A strange feud is brewing in Washington, D.C., between President Donald Trump and Hamilton creator and Disney songwriter Lin-Manuel Miranda. Earlier this week, Miranda and Hamilton producer Jeff Sellers took to social media and the New York Times to announce that they canceled the show’s 2026 run at the Kennedy Center for the Performing Arts.

In the cancellation announcement, Miranda said that the Tony-Award-winning play just “wasn’t for Trump and his crowd” and that he and Sellers made this decision in response to Trump’s takeover of the Kennedy Center.
In February, Trump announced that he was pushing out board chair David M. Rubenstein, owner of the Baltimore Orioles, and firing Kennedy Center President Deborah F. Rutter in order to make the Kennedy Center “Great again.” Trump also replaced several of the Board Members with loyalists.
A statement from Hamilton producer Jeffrey Seller. pic.twitter.com/yTLlrzFAHW
— Hamilton (@HamiltonMusical) March 5, 2025
Trump replaced Rubenstein with Richard Grenell, who was ambassador to Germany during his first term. He also appointed singer Lee Greenwood and White House Chief of Staff Susie Wiles to the board.
After Trump remade the Kennedy Center board, it voted unanimously to make him the new board chair. Shortly after this transformation, acts began pulling out of scheduled performances at the Kennedy Center.
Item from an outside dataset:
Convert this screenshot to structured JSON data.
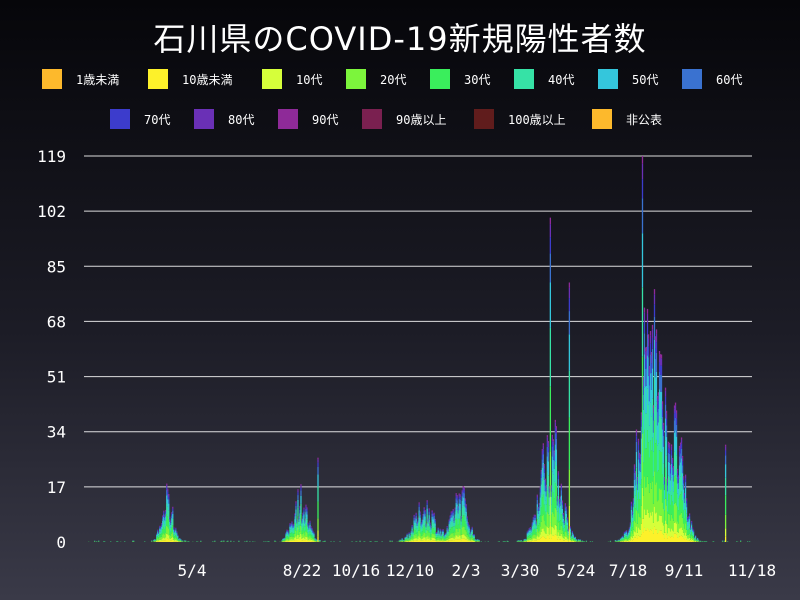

Sellers and Miranda have decided to pull Hamilton from the Kennedy Center’s lineup. Sellers wrote on X (formerly Twitter):
Hamilton was proudly performed at the Kennedy Center in 2018 during the first Trump administration. We are not acting against his administration, but against the partisan policies of the Kennedy Center as a result of his recent takeover.
Regardless of the political climate, I have always felt at home at The Kennedy Center, and I am grateful for every person who has spent the last 50 years making it a beacon of nonpartisanship and celebration. But we cannot presently support an institution that has been forced be external forces to betray its mission as a national cultural center that fosters the free expression of art in The United States of America.

In response to Miranda and Sellers canceling Hamilton, Grenell called this a “publicity stunt.” He said:
The Arts are for everyone — not just for the people who Lin likes and agrees with. The American people need to know that Lin is intolerant of people who don’t agree with him politically. It’s clear he and Sellers don’t want Republicans going to their shows.
It’s unclear what the next step in this feud will be, as the Hamilton performance has been canceled. Will Trump and his associates seek the last word against Miranda and Sellers? That remains to be seen.